5. Conduct a small-group and then a full-class discussion of the following question:

Should we make any changes in our consensus list of items to "promote the general welfare" as a result of our poll results, our study of candidates' websites and our further discussions? Once again, work for consensus on any changes and eliminate items for which there is no consensus.
 

6. Additional possible activities

a. Students might examine their attitudes toward social action and the possibility of creating a better country. Have students consider the following remarks by Martin Luther King:

"It is interesting to notice that the extreme pessimist and the extreme optimist agree on at least one point. They both feel that we must sit down and do nothing in the area of race relations. The extreme optimist says do nothing because integration is inevitable. The extreme pessimist says do nothing because integration is impossible."

Do students see themselves as "extreme optimists"? "extreme pessimists"? If neither, how would they describe themselves?

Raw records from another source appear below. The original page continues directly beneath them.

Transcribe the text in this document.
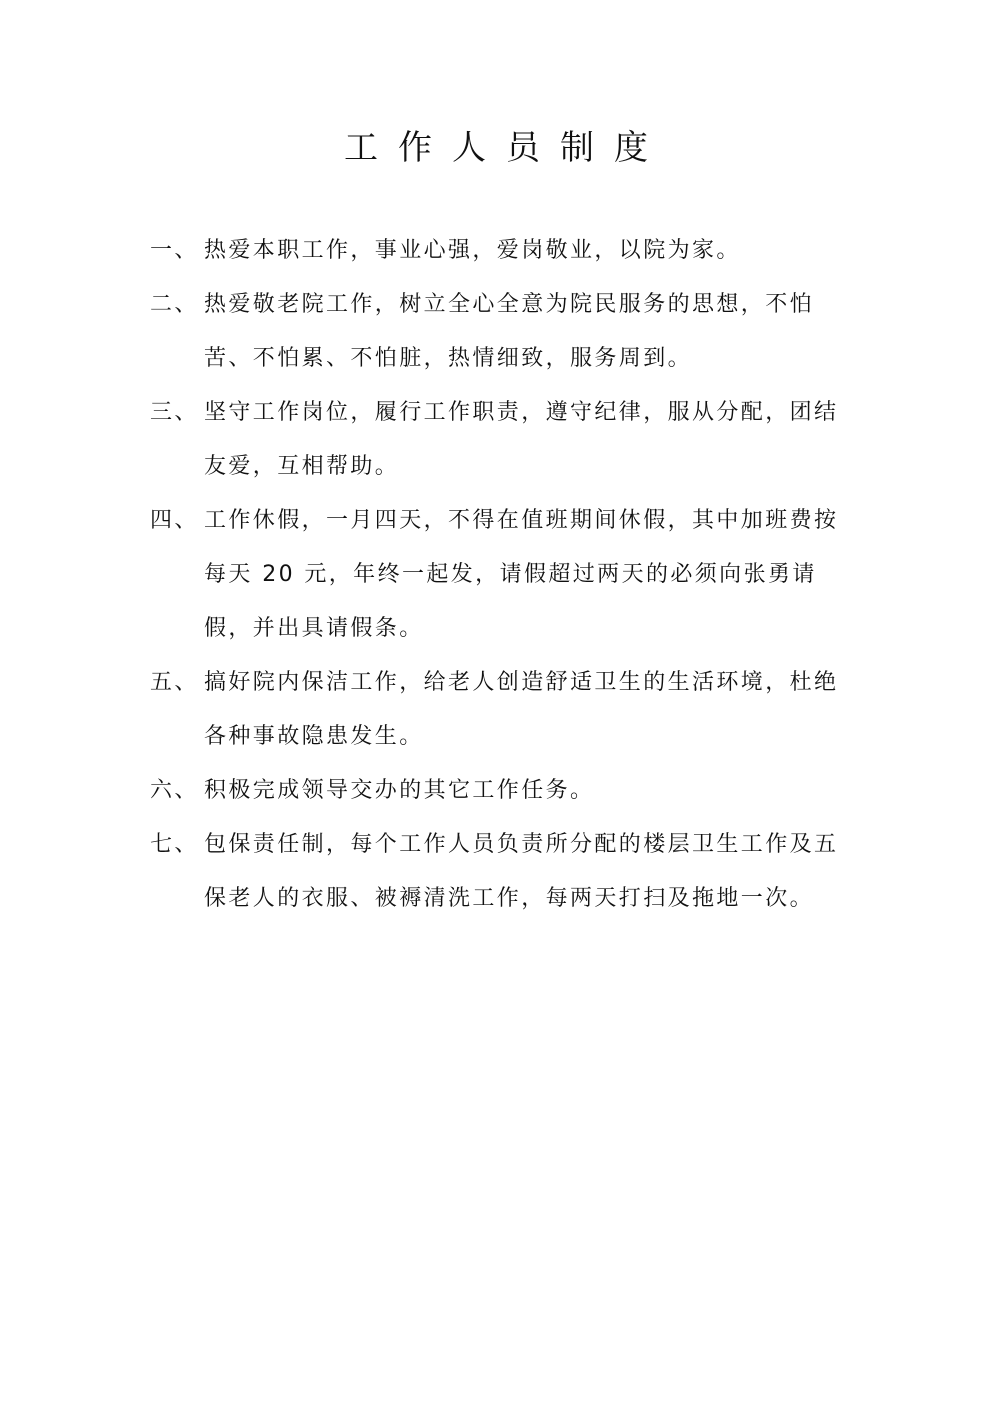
工作人员制度
一、 热爱本职工作，事业心强，爱岗敬业，以院为家。
二、 热爱敬老院工作，树立全心全意为院民服务的思想，不怕苦、不怕累、不怕脏，热情细致，服务周到。
三、 坚守工作岗位，履行工作职责，遵守纪律，服从分配，团结友爱，互相帮助。
四、 工作休假，一月四天，不得在值班期间休假，其中加班费按每天 20 元，年终一起发，请假超过两天的必须向张勇请假，并出具请假条。
五、 搞好院内保洁工作，给老人创造舒适卫生的生活环境，杜绝各种事故隐患发生。
六、 积极完成领导交办的其它工作任务。
七、 包保责任制，每个工作人员负责所分配的楼层卫生工作及五保老人的衣服、被褥清洗工作，每两天打扫及拖地一次。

Now that they have created a vision to "promote the general welfare," can they create an image of a person who would be an effective social activist—one who has ideas and hope for worthwhile change but who also is aware of the challenges and difficulties of promoting such change? What would this person be like? What would he or she do?

b. Students might conduct a letter-writing or e-mail campaign to candidates commenting on their proposals for "the general welfare" and the student's proposals.

c. Students might volunteer to work at the local campaign headquarters of a candidate whose proposals are favored by a student.

d. Students might organize a school-wide and, if possible, inter-school program on 1) the vision developed by the class and 2) the proposals of the candidates.

e. Students might prepared a newspaper or magazine for school-wide distribution and perhaps to other schools as well on the vision they have developed, with features also on the pros and cons of candidate proposals.

f. Students might form a school-wide club to promote their class vision of "promoting the general welfare."